Data visualization chart
Data Visualisation

New York City moved aggressively after restaurants said the economics were getting out of hand. The city first capped third-party delivery fees in 2020 at 15% for delivery and 5% for certain other charges during the pandemic, then made the caps permanent in 2021. Before that, the City Council said some delivery packages charged restaurants 30% or more per order. For many operators, that gap is the entire story. Delivery can add volume, but if the platform takes the margin and the store absorbs the fallout, the extra business becomes another burden for cooks, servers and managers to carry.
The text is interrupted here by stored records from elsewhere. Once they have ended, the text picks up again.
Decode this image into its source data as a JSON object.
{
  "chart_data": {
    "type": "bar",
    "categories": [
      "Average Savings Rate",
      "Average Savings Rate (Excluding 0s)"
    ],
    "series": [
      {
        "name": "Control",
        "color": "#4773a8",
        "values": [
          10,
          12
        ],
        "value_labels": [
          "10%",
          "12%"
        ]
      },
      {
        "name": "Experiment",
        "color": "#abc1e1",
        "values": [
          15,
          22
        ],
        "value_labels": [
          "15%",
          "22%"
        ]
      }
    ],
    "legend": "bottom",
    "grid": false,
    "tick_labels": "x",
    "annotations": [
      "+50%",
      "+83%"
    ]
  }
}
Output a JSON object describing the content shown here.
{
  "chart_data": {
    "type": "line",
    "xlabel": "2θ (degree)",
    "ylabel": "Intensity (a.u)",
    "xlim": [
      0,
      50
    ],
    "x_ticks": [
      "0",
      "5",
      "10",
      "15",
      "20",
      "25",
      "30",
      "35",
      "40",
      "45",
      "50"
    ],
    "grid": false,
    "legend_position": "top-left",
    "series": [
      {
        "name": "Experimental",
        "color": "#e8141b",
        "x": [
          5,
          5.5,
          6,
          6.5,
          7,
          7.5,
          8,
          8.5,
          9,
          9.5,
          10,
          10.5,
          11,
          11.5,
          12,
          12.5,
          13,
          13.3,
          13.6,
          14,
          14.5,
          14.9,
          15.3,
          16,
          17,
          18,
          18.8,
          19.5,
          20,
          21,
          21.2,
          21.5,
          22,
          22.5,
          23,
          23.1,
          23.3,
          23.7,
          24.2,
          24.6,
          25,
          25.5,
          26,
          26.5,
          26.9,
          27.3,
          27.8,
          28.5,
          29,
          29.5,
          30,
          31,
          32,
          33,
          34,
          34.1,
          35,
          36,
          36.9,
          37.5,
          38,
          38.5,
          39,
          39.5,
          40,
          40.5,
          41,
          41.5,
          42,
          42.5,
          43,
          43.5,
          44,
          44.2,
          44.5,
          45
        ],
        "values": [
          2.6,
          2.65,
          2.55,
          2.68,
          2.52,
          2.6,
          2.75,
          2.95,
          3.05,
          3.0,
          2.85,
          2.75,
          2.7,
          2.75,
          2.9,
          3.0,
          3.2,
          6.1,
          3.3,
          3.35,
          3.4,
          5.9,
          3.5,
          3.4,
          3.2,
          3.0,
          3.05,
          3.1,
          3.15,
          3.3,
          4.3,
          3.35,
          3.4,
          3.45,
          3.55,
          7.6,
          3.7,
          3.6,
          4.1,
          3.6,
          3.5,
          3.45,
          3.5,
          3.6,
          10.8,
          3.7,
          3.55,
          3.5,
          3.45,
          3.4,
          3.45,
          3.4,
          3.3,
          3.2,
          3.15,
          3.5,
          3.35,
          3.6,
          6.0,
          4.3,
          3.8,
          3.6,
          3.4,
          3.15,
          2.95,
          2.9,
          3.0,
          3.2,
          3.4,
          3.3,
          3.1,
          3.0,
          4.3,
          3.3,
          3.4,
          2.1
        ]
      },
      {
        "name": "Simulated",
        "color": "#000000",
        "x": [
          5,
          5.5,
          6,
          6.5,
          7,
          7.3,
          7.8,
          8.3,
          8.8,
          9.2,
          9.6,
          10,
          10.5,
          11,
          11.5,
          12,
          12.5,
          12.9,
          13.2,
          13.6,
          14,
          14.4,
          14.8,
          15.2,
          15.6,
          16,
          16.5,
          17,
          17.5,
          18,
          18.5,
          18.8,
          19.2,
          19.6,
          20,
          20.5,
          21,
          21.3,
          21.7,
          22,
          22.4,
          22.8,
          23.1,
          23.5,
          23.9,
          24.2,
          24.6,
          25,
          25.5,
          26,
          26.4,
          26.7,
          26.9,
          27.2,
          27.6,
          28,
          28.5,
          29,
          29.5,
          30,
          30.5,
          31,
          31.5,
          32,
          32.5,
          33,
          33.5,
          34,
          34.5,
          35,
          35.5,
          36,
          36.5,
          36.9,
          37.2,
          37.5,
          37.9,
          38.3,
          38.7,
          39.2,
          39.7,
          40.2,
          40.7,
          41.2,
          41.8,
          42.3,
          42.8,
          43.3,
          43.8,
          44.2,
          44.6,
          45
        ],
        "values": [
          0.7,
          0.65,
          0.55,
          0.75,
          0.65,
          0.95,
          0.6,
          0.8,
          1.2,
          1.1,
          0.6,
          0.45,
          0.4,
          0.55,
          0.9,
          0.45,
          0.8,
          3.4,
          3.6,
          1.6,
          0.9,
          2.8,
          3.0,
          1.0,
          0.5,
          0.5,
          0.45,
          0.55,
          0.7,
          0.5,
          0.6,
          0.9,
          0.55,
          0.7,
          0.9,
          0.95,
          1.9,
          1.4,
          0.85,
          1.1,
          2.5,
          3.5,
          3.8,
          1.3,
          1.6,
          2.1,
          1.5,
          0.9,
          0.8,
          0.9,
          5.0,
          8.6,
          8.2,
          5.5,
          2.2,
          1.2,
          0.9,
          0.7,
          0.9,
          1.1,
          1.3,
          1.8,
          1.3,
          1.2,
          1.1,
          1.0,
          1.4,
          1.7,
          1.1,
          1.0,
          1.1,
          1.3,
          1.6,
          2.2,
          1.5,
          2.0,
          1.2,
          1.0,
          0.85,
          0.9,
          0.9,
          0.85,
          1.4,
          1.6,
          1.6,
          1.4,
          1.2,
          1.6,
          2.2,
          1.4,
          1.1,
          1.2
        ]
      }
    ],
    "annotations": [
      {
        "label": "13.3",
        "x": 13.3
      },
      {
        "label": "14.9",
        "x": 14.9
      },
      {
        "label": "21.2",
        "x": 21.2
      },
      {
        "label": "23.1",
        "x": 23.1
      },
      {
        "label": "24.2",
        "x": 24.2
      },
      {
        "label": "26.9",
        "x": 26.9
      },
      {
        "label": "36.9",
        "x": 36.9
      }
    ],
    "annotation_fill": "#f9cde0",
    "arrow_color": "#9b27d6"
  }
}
Consumer habits make the channel hard to unwind. USDA research found that restaurant customers shifted toward apps for carryout and delivery during the pandemic. A Purdue Consumer Food Insights Report said around two-thirds of consumers had used a food-ordering app at least once for takeout, delivery or both as of September 2024, and more than half had used one for delivery. That demand helps explain why delivery stays on the menu. It also explains why workers keep feeling the strain when the economics do not match the workload.